What to eat instead of meat? ›

Whole soy foods, such as edamame, tofu, tempeh, soy milk and soy nuts, are great sources of lean protein. Unlike most vegetarian proteins, soy is a complete protein, providing all the essential amino acids for optimal use by your body.

Is seitan good or bad for you? ›

Is Seitan Healthy? In many ways, yes, seitan is quite a healthy option. The seitan nutrition facts are hard to argue with: notable amounts of protein, iron, calcium, selenium, phosphorus, and B vitamins. This combination of macro- and micronutrients can result in some pretty impressive health benefits.

Is Beyond Meat greasy? ›

The Beyond Burger is made of a pea protein isolate, canola oil, and coconut fat, bound with starch, gum arabic, cellulose, and methylcellulose.
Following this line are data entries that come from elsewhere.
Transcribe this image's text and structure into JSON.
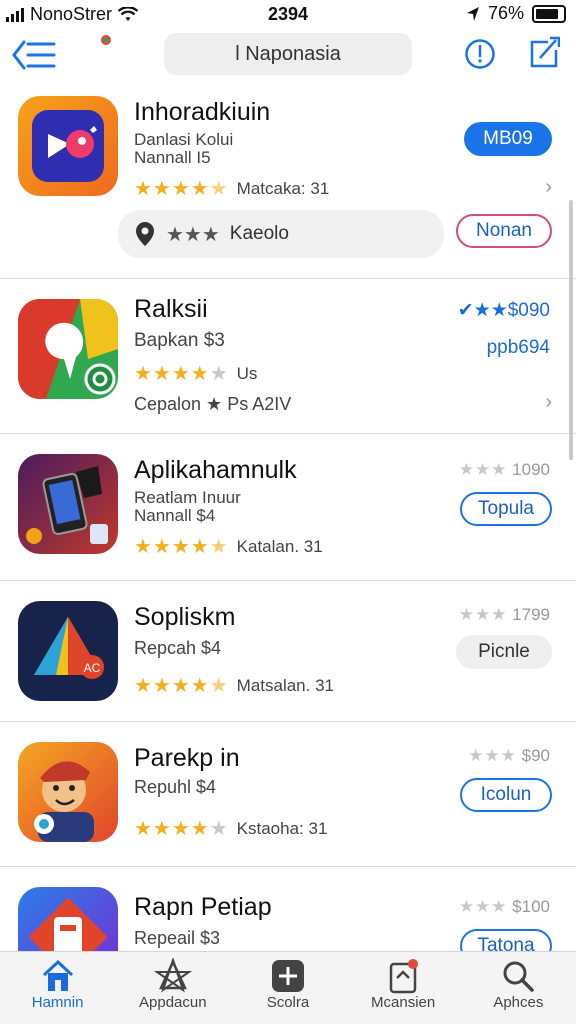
{
  "status_bar": {
    "carrier": "NonoStrer",
    "time": "2394",
    "battery": "76%"
  },
  "nav": {
    "search_text": "l Naponasia"
  },
  "apps": [
    {
      "title": "Inhoradkiuin",
      "sub1": "Danlasi Kolui",
      "sub2": "Nannall I5",
      "stars": "★★★★",
      "stars_dim": "",
      "rating_text": "Matcaka: 31",
      "button": "MB09"
    },
    {
      "title": "Ralksii",
      "sub1": "Bapkan $3",
      "stars": "★★★★",
      "stars_dim": "★",
      "rating_text": "Us",
      "right_top": "✔★★$090",
      "right_mid": "ppb694",
      "extra": "Cepalon ★ Ps A2IV"
    },
    {
      "title": "Aplikahamnulk",
      "sub1": "Reatlam Inuur",
      "sub2": "Nannall $4",
      "stars": "★★★★",
      "stars_dim": "",
      "rating_text": "Katalan. 31",
      "right_stars": "★★★",
      "right_num": "1090",
      "button": "Topula"
    },
    {
      "title": "Sopliskm",
      "sub1": "Repcah $4",
      "stars": "★★★★",
      "stars_dim": "",
      "rating_text": "Matsalan. 31",
      "right_stars": "★★★",
      "right_num": "1799",
      "button": "Picnle"
    },
    {
      "title": "Parekp in",
      "sub1": "Repuhl $4",
      "stars": "★★★★",
      "stars_dim": "★",
      "rating_text": "Kstaoha: 31",
      "right_stars": "★★★",
      "right_num": "$90",
      "button": "Icolun"
    },
    {
      "title": "Rapn Petiap",
      "sub1": "Repeail $3",
      "right_stars": "★★★",
      "right_num": "$100",
      "button": "Tatona"
    }
  ],
  "review_bar": {
    "stars": "★★★",
    "text": "Kaeolo",
    "button": "Nonan"
  },
  "tabs": [
    {
      "label": "Hamnin",
      "icon": "home-icon",
      "active": true
    },
    {
      "label": "Appdacun",
      "icon": "apps-icon",
      "active": false
    },
    {
      "label": "Scolra",
      "icon": "plus-icon",
      "active": false
    },
    {
      "label": "Mcansien",
      "icon": "updates-icon",
      "active": false
    },
    {
      "label": "Aphces",
      "icon": "search-icon",
      "active": false
    }
  ],
  "colors": {
    "accent": "#1a73e8",
    "star": "#f2b01e"
  }
}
In its raw form, it has the texture of lean, very finely ground beef, though it's a little greasier and slicker-feeling.

Is plant-based meat worse than real meat? ›

New research shows that although plant-based meat products are generally healthier than meat equivalents, they can be higher in sugar and are often lacking important nutrients found in real meat.

Is plant-based meat failing? ›

But after a few dizzy years, the market spoke. In 2022, Beyond's sales fell 10%. In the third quarter of last year, the most recent available, U.S. sales were down 31% from 2022. Across all plant-based foods, unit sales between 2020 and 2021 were flat, and fell in 2022, according to GFI.